Progress 01/01/01 to 12/31/01

Outputs
Infectious pancreatic necrosis virus (IPNV), a pathogen of major economic importance to the aquaculture industry, causes a highly contagious and destructive disease of juvenile rainbow trout as well as Atlantic salmon. Highly virulent strains of IPNV can cause greater than 90% mortality in hatchery stocks less than four months old and the surviving fish can become lifelong carriers of IPNV. The overall goal of this project is to determine which gene(s) of IPNV are responsible for causing mortality in fish.

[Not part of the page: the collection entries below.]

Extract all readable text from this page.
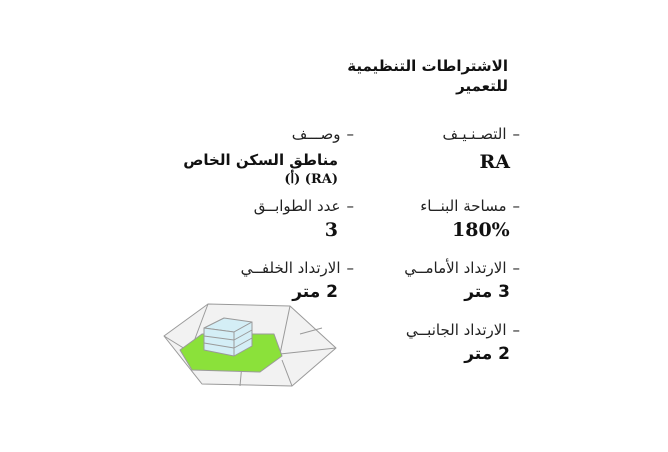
الاشتراطات التنظيمية
للتعمير
–التصـنـيـف
RA
–مساحة البنــاء
180%
–الارتداد الأمامــي
3 متر
–الارتداد الجانبــي
2 متر
–وصـــف
مناطق السكن الخاص
(RA) (أ)
–عدد الطوابــق
3
–الارتداد الخلفــي
2 متر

The objectives of this project are to: 1) clone and sequence the genomic segments of a virulent and an attenuated IPNV strains; 2) construct chimeric cDNA clones of a virulent and tissue-culture adapted IPNV strain; 3) produce chimeric viruses using reverse genetics and evaluate the characteristics of these viruses in fish. To this end, we have completed objective 1 and part of objective 2. The genomic segments of the virulent and attenuated IPNV strains have been completely cloned and sequenced. Comparison of the deduced amino sequences of the virulent ALV122 strain with tissue-culture adapted attenuated strain (ALV122-10) show only two amino acid differences in the structural protein VP2, and none in the VP3, VP4 or VP1 (polymerase) proteins. Several cDNA clones of IPNV have been constructed including, full-length clones of the virulent ALV122 strain. Work is in progress to generate chimeric cDNA clones of the virulent and attenuated IPNV strains.

Impacts
The results of this study will greatly aid in the development of recombinant vaccines for IPNV and will minimize losses should virulent strains of IPNV emerge in the United States.

Publications

• Shivappa, R., and Vakharia, V.N. (2001). Identification of amino acid changes involved in the attenuation of highly virulent infectious pancreatic necrosis virus. 20th Annual Meeting of American Society for Virology, July 21-25, Madison, WI.
• Vakharia, V.N. (2001). Molecular basis of virulence in infectious pancreatic necrosis virus. International Symposium on fish virus pathogenesis and disease control, August 27-31, Taipei, Taiwan.